Here are some statistical benchmarks we located.
-- Unemployment. Today, North Dakota has the lowest unemployment rate in the nation, at 3.7 percent. That's just over one-third -- yes, that's one-third -- of the national unemployment rate of 9.6 percent.
And this low unemployment rate is nothing new. North Dakota's annual unemployment rate for 2009 also ranked as the best in the nation at 4.3 percent, compared to a 9.3 percent rate nationally. In 2008, North Dakota ranked second (3.2 percent, compared to 5.8 percent nationally). In 2007, it ranked eighth (3.1 percent, compared to 4.6 percent nationally). And in 2006, it ranked seventh (3.2 percent, compared to 4.6 percent nationally).

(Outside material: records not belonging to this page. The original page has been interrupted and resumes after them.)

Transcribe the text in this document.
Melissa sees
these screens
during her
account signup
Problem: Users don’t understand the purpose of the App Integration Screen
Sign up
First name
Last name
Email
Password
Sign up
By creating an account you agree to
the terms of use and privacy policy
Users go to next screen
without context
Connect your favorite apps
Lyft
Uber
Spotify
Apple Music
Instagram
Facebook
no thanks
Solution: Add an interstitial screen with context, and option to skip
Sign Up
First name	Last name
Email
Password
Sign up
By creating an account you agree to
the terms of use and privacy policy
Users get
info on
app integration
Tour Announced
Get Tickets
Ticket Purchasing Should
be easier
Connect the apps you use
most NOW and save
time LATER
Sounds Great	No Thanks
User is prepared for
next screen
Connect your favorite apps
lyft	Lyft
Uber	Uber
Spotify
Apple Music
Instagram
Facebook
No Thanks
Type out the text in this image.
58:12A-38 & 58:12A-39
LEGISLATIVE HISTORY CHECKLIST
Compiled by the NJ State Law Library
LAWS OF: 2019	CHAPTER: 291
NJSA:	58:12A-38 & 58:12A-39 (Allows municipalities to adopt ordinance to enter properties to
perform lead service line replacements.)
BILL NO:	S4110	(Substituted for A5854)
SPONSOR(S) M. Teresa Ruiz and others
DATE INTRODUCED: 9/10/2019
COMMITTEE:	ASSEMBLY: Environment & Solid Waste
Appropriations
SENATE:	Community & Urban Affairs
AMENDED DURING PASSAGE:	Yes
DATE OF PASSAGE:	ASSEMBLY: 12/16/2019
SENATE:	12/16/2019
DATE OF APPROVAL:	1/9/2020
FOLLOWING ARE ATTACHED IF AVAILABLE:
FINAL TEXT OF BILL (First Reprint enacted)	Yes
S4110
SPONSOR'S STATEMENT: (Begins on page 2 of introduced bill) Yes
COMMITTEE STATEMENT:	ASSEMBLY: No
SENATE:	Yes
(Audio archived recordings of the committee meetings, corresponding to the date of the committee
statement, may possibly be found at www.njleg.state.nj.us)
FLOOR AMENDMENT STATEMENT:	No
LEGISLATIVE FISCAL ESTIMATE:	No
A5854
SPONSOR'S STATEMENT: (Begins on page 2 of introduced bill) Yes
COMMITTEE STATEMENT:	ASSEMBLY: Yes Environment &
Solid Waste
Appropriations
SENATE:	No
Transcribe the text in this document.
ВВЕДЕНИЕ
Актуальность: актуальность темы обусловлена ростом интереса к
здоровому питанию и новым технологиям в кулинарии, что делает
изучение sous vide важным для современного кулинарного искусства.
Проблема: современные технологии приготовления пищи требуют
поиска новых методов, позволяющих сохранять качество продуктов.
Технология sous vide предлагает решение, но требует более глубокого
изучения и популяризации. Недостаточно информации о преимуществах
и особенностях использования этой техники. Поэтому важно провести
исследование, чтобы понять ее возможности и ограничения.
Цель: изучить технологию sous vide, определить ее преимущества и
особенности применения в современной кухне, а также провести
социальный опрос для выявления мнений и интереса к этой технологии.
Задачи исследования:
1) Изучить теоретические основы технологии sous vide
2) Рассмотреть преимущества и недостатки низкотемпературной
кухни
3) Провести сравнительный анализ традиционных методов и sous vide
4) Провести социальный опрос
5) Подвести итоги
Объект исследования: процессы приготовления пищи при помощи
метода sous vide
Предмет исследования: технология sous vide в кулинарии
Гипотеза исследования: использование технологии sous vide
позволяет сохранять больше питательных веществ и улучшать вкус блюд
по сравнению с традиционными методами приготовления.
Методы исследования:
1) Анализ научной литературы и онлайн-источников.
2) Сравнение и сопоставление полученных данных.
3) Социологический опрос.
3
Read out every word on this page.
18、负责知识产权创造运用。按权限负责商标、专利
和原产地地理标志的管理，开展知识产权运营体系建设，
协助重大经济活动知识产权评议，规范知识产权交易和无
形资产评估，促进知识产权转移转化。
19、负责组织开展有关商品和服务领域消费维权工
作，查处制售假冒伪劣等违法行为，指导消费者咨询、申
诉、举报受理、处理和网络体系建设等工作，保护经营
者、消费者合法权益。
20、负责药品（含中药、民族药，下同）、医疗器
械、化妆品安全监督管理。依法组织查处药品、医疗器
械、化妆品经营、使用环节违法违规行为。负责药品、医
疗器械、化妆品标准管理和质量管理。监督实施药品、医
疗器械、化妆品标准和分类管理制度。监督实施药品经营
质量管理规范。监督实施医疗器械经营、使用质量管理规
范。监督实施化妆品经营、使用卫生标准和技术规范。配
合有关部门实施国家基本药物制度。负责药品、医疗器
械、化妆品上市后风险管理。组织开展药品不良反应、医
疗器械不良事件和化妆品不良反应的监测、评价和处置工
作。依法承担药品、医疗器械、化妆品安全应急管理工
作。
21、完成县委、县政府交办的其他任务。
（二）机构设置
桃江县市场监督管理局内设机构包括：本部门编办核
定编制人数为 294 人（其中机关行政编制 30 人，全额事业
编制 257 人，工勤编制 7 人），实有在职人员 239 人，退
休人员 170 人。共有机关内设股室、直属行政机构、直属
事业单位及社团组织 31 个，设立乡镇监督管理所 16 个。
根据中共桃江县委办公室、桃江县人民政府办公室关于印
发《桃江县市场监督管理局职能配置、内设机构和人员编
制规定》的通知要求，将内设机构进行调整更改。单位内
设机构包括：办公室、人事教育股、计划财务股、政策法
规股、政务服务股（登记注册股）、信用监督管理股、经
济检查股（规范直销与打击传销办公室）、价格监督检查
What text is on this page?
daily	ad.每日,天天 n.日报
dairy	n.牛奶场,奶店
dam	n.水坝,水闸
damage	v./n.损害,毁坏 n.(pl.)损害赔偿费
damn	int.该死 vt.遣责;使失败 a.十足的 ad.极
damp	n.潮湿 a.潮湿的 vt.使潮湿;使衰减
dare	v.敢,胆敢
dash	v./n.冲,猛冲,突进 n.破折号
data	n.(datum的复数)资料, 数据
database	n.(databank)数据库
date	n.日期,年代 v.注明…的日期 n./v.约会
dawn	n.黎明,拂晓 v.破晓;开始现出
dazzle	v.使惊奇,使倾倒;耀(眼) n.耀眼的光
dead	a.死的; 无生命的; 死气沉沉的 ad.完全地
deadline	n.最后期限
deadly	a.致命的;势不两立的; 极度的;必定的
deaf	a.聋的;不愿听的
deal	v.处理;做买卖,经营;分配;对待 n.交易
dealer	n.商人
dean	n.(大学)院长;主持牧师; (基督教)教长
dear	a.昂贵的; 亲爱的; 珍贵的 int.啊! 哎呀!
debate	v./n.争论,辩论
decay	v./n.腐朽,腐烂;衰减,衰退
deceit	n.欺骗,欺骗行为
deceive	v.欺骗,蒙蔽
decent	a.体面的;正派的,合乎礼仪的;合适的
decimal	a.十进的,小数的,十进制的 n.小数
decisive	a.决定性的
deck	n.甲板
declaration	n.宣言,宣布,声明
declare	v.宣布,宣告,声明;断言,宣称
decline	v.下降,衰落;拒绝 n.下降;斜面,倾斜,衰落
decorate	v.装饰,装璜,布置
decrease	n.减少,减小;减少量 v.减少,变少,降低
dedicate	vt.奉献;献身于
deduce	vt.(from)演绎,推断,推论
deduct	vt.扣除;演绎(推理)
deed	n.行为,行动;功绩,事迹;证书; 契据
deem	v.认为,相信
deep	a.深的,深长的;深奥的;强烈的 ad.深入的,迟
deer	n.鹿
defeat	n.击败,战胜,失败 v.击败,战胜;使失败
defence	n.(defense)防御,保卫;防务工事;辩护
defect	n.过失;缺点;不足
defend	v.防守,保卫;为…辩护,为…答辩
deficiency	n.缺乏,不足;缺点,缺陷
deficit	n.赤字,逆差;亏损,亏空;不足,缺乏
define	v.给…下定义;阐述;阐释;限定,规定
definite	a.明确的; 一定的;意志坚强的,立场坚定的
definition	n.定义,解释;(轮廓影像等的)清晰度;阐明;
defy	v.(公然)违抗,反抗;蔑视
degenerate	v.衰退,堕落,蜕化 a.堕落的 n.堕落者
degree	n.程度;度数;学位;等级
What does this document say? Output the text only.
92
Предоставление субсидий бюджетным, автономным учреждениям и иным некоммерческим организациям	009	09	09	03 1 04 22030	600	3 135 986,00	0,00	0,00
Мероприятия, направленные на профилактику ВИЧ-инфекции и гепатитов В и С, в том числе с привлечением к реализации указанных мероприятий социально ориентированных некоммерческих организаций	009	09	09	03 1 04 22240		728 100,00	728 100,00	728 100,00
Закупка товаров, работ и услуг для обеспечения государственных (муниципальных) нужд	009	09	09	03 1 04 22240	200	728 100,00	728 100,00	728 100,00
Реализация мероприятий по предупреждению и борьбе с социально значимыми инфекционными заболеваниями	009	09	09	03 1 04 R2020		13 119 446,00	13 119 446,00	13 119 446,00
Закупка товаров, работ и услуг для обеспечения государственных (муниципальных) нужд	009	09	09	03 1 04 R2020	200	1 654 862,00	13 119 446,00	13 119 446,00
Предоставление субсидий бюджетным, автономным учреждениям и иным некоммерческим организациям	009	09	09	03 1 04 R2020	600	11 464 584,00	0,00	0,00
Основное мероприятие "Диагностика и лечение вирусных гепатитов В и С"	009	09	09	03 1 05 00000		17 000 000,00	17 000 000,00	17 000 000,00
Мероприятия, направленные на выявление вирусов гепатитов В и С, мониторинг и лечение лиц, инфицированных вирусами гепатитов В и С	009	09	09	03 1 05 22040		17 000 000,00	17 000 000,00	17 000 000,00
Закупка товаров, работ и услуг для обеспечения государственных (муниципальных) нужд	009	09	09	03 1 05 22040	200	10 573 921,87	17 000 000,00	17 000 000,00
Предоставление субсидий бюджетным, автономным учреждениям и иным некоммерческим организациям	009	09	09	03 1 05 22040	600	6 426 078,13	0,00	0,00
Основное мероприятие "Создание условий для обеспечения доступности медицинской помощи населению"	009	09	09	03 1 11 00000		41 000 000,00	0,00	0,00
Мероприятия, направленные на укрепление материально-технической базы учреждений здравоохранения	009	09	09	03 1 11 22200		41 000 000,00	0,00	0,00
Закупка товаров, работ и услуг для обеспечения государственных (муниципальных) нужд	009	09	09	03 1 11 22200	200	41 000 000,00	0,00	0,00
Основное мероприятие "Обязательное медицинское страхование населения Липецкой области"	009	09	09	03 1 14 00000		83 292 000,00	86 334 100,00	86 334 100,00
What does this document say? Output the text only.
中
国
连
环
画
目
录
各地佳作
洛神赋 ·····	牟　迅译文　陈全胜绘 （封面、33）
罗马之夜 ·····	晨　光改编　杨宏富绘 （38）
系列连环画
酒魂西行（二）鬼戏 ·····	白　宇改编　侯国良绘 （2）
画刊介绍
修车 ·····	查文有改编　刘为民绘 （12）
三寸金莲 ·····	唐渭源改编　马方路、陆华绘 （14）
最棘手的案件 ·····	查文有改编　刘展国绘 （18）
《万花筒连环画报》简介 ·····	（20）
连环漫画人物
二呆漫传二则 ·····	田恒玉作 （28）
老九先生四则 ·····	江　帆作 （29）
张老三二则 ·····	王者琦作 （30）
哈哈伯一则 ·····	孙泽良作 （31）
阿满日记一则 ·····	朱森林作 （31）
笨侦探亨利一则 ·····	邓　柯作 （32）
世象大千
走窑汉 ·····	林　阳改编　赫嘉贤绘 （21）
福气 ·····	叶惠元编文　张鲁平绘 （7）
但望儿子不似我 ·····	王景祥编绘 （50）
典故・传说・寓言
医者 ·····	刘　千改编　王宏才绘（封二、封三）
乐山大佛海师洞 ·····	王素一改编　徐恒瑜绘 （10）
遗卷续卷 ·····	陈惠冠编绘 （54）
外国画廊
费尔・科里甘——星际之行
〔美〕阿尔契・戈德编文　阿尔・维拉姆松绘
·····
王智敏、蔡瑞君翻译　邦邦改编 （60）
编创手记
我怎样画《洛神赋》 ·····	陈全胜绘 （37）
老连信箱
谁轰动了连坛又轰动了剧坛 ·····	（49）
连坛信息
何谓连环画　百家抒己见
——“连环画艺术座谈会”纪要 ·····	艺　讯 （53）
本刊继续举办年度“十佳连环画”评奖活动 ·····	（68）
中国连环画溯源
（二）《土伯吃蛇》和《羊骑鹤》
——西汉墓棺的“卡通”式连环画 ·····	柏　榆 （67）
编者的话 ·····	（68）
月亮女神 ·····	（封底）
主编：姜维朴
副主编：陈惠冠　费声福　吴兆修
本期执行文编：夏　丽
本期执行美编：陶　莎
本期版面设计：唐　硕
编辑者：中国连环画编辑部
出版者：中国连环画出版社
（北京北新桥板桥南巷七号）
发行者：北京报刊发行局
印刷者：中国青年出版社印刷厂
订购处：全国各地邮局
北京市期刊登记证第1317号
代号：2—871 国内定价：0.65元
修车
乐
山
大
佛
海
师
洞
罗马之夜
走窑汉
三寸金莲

-- Personal income. Total personal income in North Dakota rose 23 percent between 2006 and 2009, compared to 8 percent nationally. It rose by 12 percent in North Dakota between 2007 and 2009, compared to 2 percent nationally. And it fell by 1 percent between 2008 and 2009, compared to a national decline of 2 percent. So personal income in North Dakota did fall between 2008 and 2009, but it fell more slowly than the national rate, and it followed on two years of personal income growth, far ahead of the national rate.
The story is much the same for per capita personal income. It rose by 21 percent between 2006 and 2009 and by 10 percent between 2007 and 2009 before falling by 2 percent between 2008 and 2009.
-- Gross domestic product. GDP information by state is not available for 2009, so the full impact of the recession is not yet measurable. But the data that's available shows that the state enjoyed a nice boom between 2006 and 2008. State GDP rose by 12 percent between 2006 and 2007, compared to 1.9 percent nationally. And it rose by 9 percent between 2007 and 2008, compared to zero increase nationally. So on this score, North Dakota did well indeed.
When we asked Jonathan Collegio, a spokesman for Crossroads GPS, if the group had any defense for its characterization, he said, "Unemployment is up significantly in the last two years in North Dakota, and much of that is due to the massive debt created by (President Barack) Obama, Nancy Pelosi and Earl Pomeroy."
But let's put it into context: The unemployment rate in North Dakota rose from 3.4 percent two years ago, in September 2008, to 3.7 percent in September 2010. The number of unemployed North Dakotans has risen from 12,365 to 13,714 -- a total of 1,349 people, or less than 1 percent of the civilian, non-institutionalized population in the state. We think most Americans would be happier with that kind of economy than the one in their own state.